Field Music

Flat White Moon

Out April 23rd 2021

Memphis Industries

“We want to make people feel good about things that we feel terrible about.” says David Brewis, who has co-led the band Field Music with his brother Peter since 2004. It’s a statement which seems particularly fitting to their latest album, Flat White Moon released on 23 April via Memphis Industries.

Like so many of plans made in the past year, Flat White Moon started out as one thing and evolved into another. After the complexities of touring 2018’s Open Here, which required a bigger live band to cover the expansive arrangements, and then 2020’s Making A New World, which was performed as one continuous piece with a synchronised visual accompaniment, Field Music’s newest album began with the desire to play and to have fun.

David: “We don’t usually record a song thinking about how we’re going to play it live. We’re not that kind of band. But there was a sense that it would be fun to do new songs which didn’t have those complications.”

Peter: “We say it all the time: You make music with your ears and your brain first. But I trust my ears and my brain, so let’s make something which just feels good and feels physical.”

Sporadic sessions for the album began in late 2019 at the pair’s studio in Sunderland, slotted between rehearsals and touring. The initial recordings pushed a looser performance aspect to the fore, inspired by some of their very first musical loves; Free, Fleetwood Mac, Led Zeppelin and The Beatles; old tapes and LPs pilfered from their parents’ shelves. But a balance between performance and construction has always been an essential part of Field Music.

P: “I was listening to Odelay and Three Feet High and Rising. I love how they use samples on those albums, taking parts that are obviously played – that are gestural – and then reconstruct them.”

By March, recording had already begun for most of the album’s tracks and, with touring for Making A New World winding down, Peter and David were ready to plough on and finish the record.

D: “And then, of course, coronavirus happens. I think our plan for the record had already started shifting but the fact that we were both then working from home, stuck with ourselves, accelerated the change, though I probably hung on to the initial idea longer than Peter did.”

P: “I needed to retreat into myself. I enjoyed messing around with the material. I didn’t want to have to think of parts or arrangements. I wanted to play. So it wasn’t against the original idea.

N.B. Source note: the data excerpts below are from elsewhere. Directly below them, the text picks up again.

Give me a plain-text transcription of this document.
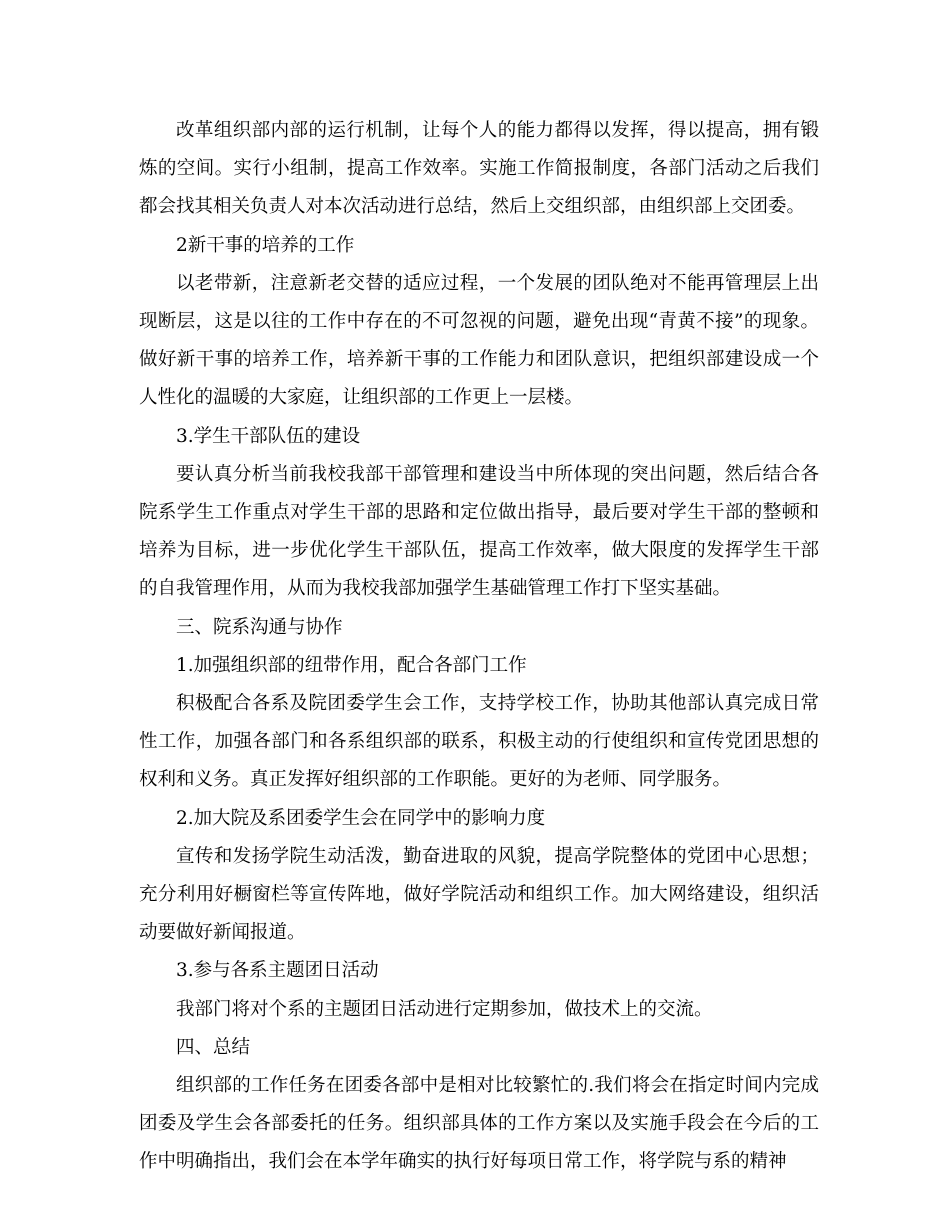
改革组织部内部的运行机制，让每个人的能力都得以发挥，得以提高，拥有锻炼的空间。实行小组制，提高工作效率。实施工作简报制度，各部门活动之后我们都会找其相关负责人对本次活动进行总结，然后上交组织部，由组织部上交团委。

2新干事的培养的工作

以老带新，注意新老交替的适应过程，一个发展的团队绝对不能再管理层上出现断层，这是以往的工作中存在的不可忽视的问题，避免出现“青黄不接”的现象。做好新干事的培养工作，培养新干事的工作能力和团队意识，把组织部建设成一个人性化的温暖的大家庭，让组织部的工作更上一层楼。

3.学生干部队伍的建设

要认真分析当前我校我部干部管理和建设当中所体现的突出问题，然后结合各院系学生工作重点对学生干部的思路和定位做出指导，最后要对学生干部的整顿和培养为目标，进一步优化学生干部队伍，提高工作效率，做大限度的发挥学生干部的自我管理作用，从而为我校我部加强学生基础管理工作打下坚实基础。

三、院系沟通与协作

1.加强组织部的纽带作用，配合各部门工作

积极配合各系及院团委学生会工作，支持学校工作，协助其他部认真完成日常性工作，加强各部门和各系组织部的联系，积极主动的行使组织和宣传党团思想的权利和义务。真正发挥好组织部的工作职能。更好的为老师、同学服务。

2.加大院及系团委学生会在同学中的影响力度

宣传和发扬学院生动活泼，勤奋进取的风貌，提高学院整体的党团中心思想；充分利用好橱窗栏等宣传阵地，做好学院活动和组织工作。加大网络建设，组织活动要做好新闻报道。

3.参与各系主题团日活动

我部门将对个系的主题团日活动进行定期参加，做技术上的交流。

四、总结

组织部的工作任务在团委各部中是相对比较繁忙的.我们将会在指定时间内完成团委及学生会各部委托的任务。组织部具体的工作方案以及实施手段会在今后的工作中明确指出，我们会在本学年确实的执行好每项日常工作，将学院与系的精神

It was more of an extension.”

This playfulness became a way to offset the darkness and the sadness of many of the lyrics. Much of the album is plainly about loss and grief, and also about the guilt and isolation which comes with that.

D: “We’ve always tried to write what’s uppermost in our minds. With Making A New World we could sidestep our own lives to a degree. We could immerse ourselves in other people’s stories until we were ready to face the other stuff.”

Those personal upheavals are apparent on songs like Out of the Frame, where the loss of a loved one is felt more deeply because they can’t be found in photographs and compounded by the suspicion that you caused their absence, or on When You Last Heard From a Linda, which details the confusion of being unable to penetrate a best friend’s loneliness in the darkest of circumstances.

Some songs are more impressionistic. Orion From The Streets combines Studio Ghibli, a documentary about Cary Grant and an excess of wine to become a hallucinogenic treatise on memory and guilt.. Others, such as Not When You’re In Love, are more descriptive. Here, the narrator guides us through slide-projected scenes, questioning the ideas and semantics of ‘love’ as well the reliability of his own memory.

The original, minimal aesthetic appears most strongly in songs like Do Me A Favour and Meant To Be; an upside-down take on the call and answer blues of Oh Well or Black Dog but shot through with rhythms inspired by Spanish duo Las Grecas.

For the most part, the album has fewer explicitly political themes than previous records, though there is No Pressure, about a political class who feel no obligation to take responsibility if they can finagle a narrative instead. And there’s I’m The One Who Wants To Be With You which skirts its way around toxic masculinity through teenage renditions of soft-rock balladry.

After the mesmeric, bittersweet eulogies of Invisible Days and The Curtained Room, the album closes with You Get Better and an unexpected note of optimism. Though in true Field Music fashion, it’s an ambiguous optimism; a hopeful song about not looking for one magical solution to a problem, but just to keep going in the hope that things could change.

On Flat White Moon Field Music take on the challenge of representing negative emotions in a way that doesn’t dilute or obscure them but which can still uplift. The result is a generous record of bounteous musical ideas, in many ways Field Music’s most immediately gratifying to date.